Returning home, Benyamin was eager to study music. He took the test again the next year, and this time he passed. He was asked what musical instrument he liked to play. He replied "Violoncello", because its name sounded nice to him, even though he had never seen an example of it. The jury looked at his fingers and approved his choice. He saw a cello for the first time in the conservatory's string instrument workshop. He says he would not have complained if he had to study viola or violin instead of cello.

In his first years at the conservatory, he surprised everyone by playing works that were actually reserved for higher classes. He used to start the day by playing Dvořák and finish with Elgar. Benyamin was very impressed by Rostropovich. Even he admired Heinrich Schiff, André Navarra, Pierre Fournier and Pablo Casals much, he used to try imitate Rostropovich.

At the age of 17, he decided to take part at a cello contest at the Bilkent University, which had more challenging requirements for musical repertoire than at the conservatory. He practiced for four months for this contest, instead of preparing for the examination that was scheduled one day before it. Benyamin failed that examination, but he won the first prize the next day at the contest in front of a jury composed of an American cellist Gürer Aykal and Doğan Cangal, who was a member of the examination commission the day before.
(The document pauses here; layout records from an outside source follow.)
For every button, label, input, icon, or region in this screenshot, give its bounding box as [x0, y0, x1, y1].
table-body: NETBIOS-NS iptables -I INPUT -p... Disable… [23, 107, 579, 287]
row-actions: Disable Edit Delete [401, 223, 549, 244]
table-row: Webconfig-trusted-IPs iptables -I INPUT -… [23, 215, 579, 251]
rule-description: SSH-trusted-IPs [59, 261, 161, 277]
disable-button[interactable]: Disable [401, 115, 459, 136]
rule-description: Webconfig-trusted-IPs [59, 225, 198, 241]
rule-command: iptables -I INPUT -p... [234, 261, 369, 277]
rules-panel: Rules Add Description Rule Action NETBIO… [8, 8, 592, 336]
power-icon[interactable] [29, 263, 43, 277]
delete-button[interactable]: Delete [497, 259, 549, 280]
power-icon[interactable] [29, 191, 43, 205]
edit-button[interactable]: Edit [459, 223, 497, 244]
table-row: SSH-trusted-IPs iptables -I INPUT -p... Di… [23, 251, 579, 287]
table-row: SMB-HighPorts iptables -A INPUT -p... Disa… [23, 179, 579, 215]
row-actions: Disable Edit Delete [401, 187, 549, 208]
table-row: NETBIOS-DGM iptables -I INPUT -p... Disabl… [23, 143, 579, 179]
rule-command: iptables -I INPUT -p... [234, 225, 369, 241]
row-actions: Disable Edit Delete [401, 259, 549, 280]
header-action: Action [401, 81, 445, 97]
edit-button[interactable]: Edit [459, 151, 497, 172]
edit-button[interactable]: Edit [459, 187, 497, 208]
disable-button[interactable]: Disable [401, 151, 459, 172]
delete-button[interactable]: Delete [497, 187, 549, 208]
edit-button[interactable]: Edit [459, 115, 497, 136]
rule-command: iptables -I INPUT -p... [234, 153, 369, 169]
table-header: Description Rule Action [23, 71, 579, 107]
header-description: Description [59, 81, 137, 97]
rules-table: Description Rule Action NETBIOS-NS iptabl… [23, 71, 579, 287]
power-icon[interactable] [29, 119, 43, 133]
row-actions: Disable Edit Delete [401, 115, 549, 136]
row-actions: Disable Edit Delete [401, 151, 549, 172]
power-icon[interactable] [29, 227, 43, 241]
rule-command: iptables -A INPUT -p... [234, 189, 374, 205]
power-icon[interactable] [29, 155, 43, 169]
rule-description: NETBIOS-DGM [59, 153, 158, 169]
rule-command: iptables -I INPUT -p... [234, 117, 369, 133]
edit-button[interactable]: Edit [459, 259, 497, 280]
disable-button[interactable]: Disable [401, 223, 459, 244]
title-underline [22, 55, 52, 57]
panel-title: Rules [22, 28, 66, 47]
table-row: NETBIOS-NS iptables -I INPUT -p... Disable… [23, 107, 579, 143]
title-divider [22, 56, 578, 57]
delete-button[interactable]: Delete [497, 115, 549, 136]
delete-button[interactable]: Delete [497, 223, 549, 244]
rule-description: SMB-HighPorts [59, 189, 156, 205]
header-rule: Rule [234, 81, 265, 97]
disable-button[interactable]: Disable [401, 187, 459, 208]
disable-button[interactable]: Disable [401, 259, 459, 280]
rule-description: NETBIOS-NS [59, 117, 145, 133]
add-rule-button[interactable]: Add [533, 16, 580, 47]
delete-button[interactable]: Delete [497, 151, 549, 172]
Sönmez says by winning the first prize, he was able to save the honor of his cello teacher Nuray Eşen. From then on, he practiced much more seriously.

For further studies, Benyamin was recommended to Natalia Gutman by Yuri Bashmet via pianist Gulmira Tokombaeva, a teacher from Kyrgyzstan at the Ankara conservatory. Between 2003 and 2007, he studied under Natalia Gutman, first at Stuttgart Hochschule für Musik in Germany and later at Moscow Conservatory in Russia. In Moscow, he was frequently invited to her home, where he had the opportunity to meet notable writers, artists and musicians including Yuri Bashmet, Viktor Tretiakov, Vasily Lobanov, Eliso Virsaladze, Mischa Maisky, Kurt Masur.

==Career==
By the time, he was 17, having proved his superior musical skills, he came first in the national cello contest. He was given a place within BBC soloists in 2000. He won a special award at the International Young Concert Artists Contest organized in Leipzig, Germany in 2001.

Benyamin Sonmez earned a special prize in the 2006 Adam International Cello Festival and Competition in New Zealand.

Sönmez had a rich repertoire, performing pieces from Bach to Sofia Gubaidulina. He also had master class performances with the great cellists like Rostropovich, David Geringas, Philippe Muller, Alexander Rudin, Stefan Popov, Frans Helmerson, Ruben Dobrovsky, Miklós Perényi and Yo-Yo Ma.

Sonmez has also studied authentic performance of the Cello Suites of Bach, together with the master of baroque cello Anner Bylsma. Of the important music festivals, he was invited to the Schleswig-Holstein Musik Festival and Oleg Kagan International Music Festival in Germany, the International Adam Cello Festival & Competition in New Zealand, RNCM Manchester International Cello Festival in the United Kingdom and Istanbul International Music Festival in Turkey.

His last invitation was to the 80th birthday of M. Rostropovich in 2007. Sonmez, who has performed duo concerts with Oxana Yablonskaya, played his art at important musical centers such as Vienna, Paris, Amsterdam, Moscow, New York City, Washington, D.C., and Istanbul. He was living in istanbul, Turkey.

His repertoire included modern composers including Dmitri Shostakovich, Alfred Schnittke, Giya Kancheli, Sofia Gubaidulina, Ástor Piazzolla and Zoltán Kodály as well as the composers of Baroque and other eras.

He played an 18th-century Matteo Goffriller cello from Venice, Italy.

==Death==
Sönmez died on December 1, 2011, at the age of 28, after a heart attack in Ankara. Following a funeral ceremony at the Hacettepe University Conservatory, his body was transferred to Fethiye, Muğla Province, where he was laid to rest.